Lisa Randall (00:36:48) I like to think of the universe as being out there, whether or not… It would be really weird if the only time things came into existence was when I saw them or I measured them.
Lex Fridman (00:36:57) There’s a lot of weird stuff in the works.
Lisa Randall (00:36:58) I could believe that the Middle East doesn’t exist because I’m not there now. That would be kind of ridiculous, I think we would all agree on that. I think there’s only so much that we can attribute to our own powers of seeing. The whole system doesn’t come into being because I’m measuring it. What is weird, and this isn’t even a disagreement about the standard model, this is a disagreement about how you interpret quantum mechanics.
(00:37:22) I would say that those wave functions are real. One of the things that don’t forget that particle physics does that quantum field theory says is that electrons can be created and destroyed. It’s not that every electron has to be in the universe. That’s what happens at colliders, particles get created and destroyed, but that doesn’t mean that if I have electron in an atom, it’s not there. It’s certainly there, and we know about it. Its charge is there.
Lex Fridman (00:37:47) Physics is a kind of way to see the world. At the bottom, what’s the bottom turtle? Do you have a sense that there’s a bottom reality that we’re trying to approximate with physics?
Lisa Randall (00:38:01) I think we always have in our head maybe that we’d like to find that, but I have to… I might not seem so, but I think I’m more humble than a lot of physicists. I’m not sure that we’re ever going to get to that bottom level, but I do think we’re going to keep penetrating different layers and get further.
Lex Fridman (00:38:16) I just wonder how far away we are.
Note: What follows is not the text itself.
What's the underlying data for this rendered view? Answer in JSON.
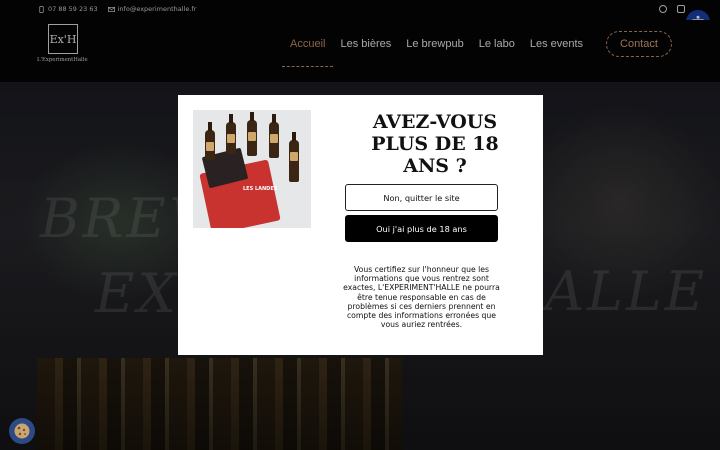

Lisa Randall (00:38:20) We all wonder that. What’s even the measure of how far away we are. One way you can measure it is just by our everyday lives. In terms of our everyday lives, we’ve measured everything. In terms of what underlies it. There’s a lot more to see. Part of it has to do with how far we think we can go. It might be that the nature of reality changes so much that even these terms are different. Maybe the notion of distance itself might break down at some point.
Lex Fridman (00:38:49) Also to push back on the we’ve measured everything, maybe there’s stuff we haven’t even considered is measurable. For example, consciousness. There might be stuff, just like you said, forces unseen, undetected.
Lisa Randall (00:39:03) It’s an interesting thing, and this is often a confusion that happens. There’s the fundamental stuff underlying it, and then there’s the higher levels, what we’ll call an effective theory at some level. We’re not always working… When I throw a ball, I don’t tell you where every atom is. I tell you there’s a ball.
(00:39:22) There might be different layers of reality that are built in terms of the matter that we know about in terms of the stuff we know about that. When I say we’ve measured everything, I say that with a grain of salt. I mean we’ve measured everything about the standard model. There’s lots of phenomena that we don’t understand, but often there are complex phenomena that will be given in terms of the fundamental ingredients that we know about.
Lex Fridman (00:39:47) That is an interesting question because yes, there’s phenomena that are at the higher level of abstractions that emerge, but maybe with consciousness, there is far out people that think that consciousness is panpsychus, that there’s going to be almost like a fundamental force of physics. That’s consciousness that permeates all that matter.
Lisa Randall (00:40:10) Usually when you have a crazy… Sorry, when you have a far out theory, the thing you do is you test all the possibilities within the constructs that exist. You don’t just jump to the most far out possibility. You can do that, but then to see if it’s true, you either have to find evidence of it or you have to show that it’s not possible without that, and we’re very far from that.
Lex Fridman (00:40:32) I think one of the criticisms of your theory on the dinosaurs was that it requires, if I remember correctly, for dark matter to be weirder than it already is. I think you had a clever response to that. Can you remind…
Lisa Randall (00:40:46) I’m not sure I remember what I said then, but we have no idea how weird dark matter is. It’s based on everyone thinking they know what dark matter is. Weirder than it already is, it’s not already anything. We don’t know what it is, so there’s no normalization here.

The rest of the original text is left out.